26/08/13 – Em nova crise, com outra rebelião acontecida no final de semana, no Instituto Penal Antônio Trindade (Ipat), o titular da Secretaria de Estado da Justiça e Direitos Humanos (Sejus), delegado federal Wesley Aguiar, rebateu, nesta segunda-feira (26), que o Estado esteja ignorando a existência de informações sobre facções criminosas, nos presídios do Amazonas.
O secretário admitiu a instabilidade momentânea, mas condenou a contínua divulgação dos nomes dessas facções, pela imprensa que, segundo ele, não colabora com a normalização do sistema prisional.

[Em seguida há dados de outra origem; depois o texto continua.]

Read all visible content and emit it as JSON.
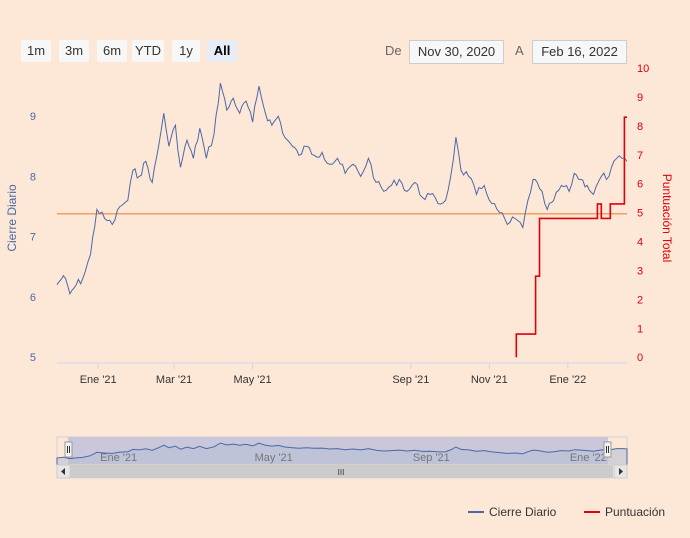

“Nós temos que ser muito responsáveis, neste momento de instabilidade. Eu conclamo parte da imprensa a parar de endeusar essas facções criminosas. Essa ‘sopa de letrinhas’ em nada contribui para a normalização e estabilidade do sistema. Na verdade, um grupo de detentos do pavilhão ‘C’ exigia a transferência de mais de 35 detentos de outras unidades prisionais, e quem não aceitou essas exigência foi a Sejus, que é a autoridade máxima do sistema. Então, por conta disso,a rebelião ganhou contornos que toda a imprensa está ciente.”
De acordo com Wesley Aguiar, ele não pretende ceder às pressões das facções criminosas, nem mesmo que seja demitido do cargo.
“Eu não vou trocar a aparente paz no sistema, para ceder a pressões de facções criminosas. Nem que eu dure só um mês no cargo! Eu não vou contra meus princípios! Eu estaria fazendo um desserviço ao Estado do Amazonas.”
O secretário a conclamou a sociedade e as autoridades a se unirem em busca de uma solução para o problema. “A instabilidade continua. Acho que estamos passando por um momento muito complicado. As pessoas de bem têm que se unir, parar de endeusar essas facções criminosas, porque, se houver essa união, o Estado, com certeza, é mais forte!”
Wesley Aguiar destacou que as mortes na Unidade Prisional do Puraquequara (UPP), não foram resultantes de uma rebelião, como foi divulgado, e que não houve fugas, no último sábado.
“No domingo, não houve rebelião no Puraquequara. Na verdade, foi uma agressão que dois detentos sofreram. Eles queriam tomar familiares de outros presos como reféns. Os que foram espancados haviam sido transferidos de sábado para domingo. Então, o que houve foi uma rebelião no Ipat; essa confusão, na manhã de domingo, na UPP; os 16 agentes penitenciários liberados e não houve nenhuma fuga; o saldo de duas mortes de detentos praticadas por outros detentos, então a gente está avaliando, a partir de hoje, como o sistema vai ficar.”
De sábado para o domingo, a Sejus teve de fazer 108 transferências de presos do Ipat para outras unidades prisionais da capital.Por enquanto, além do que aconteceu no final de semana, a Sejus busca administrar a recaptura de mais de 70 detentos, dos 176 que escaparam do presídio, na última rebelião.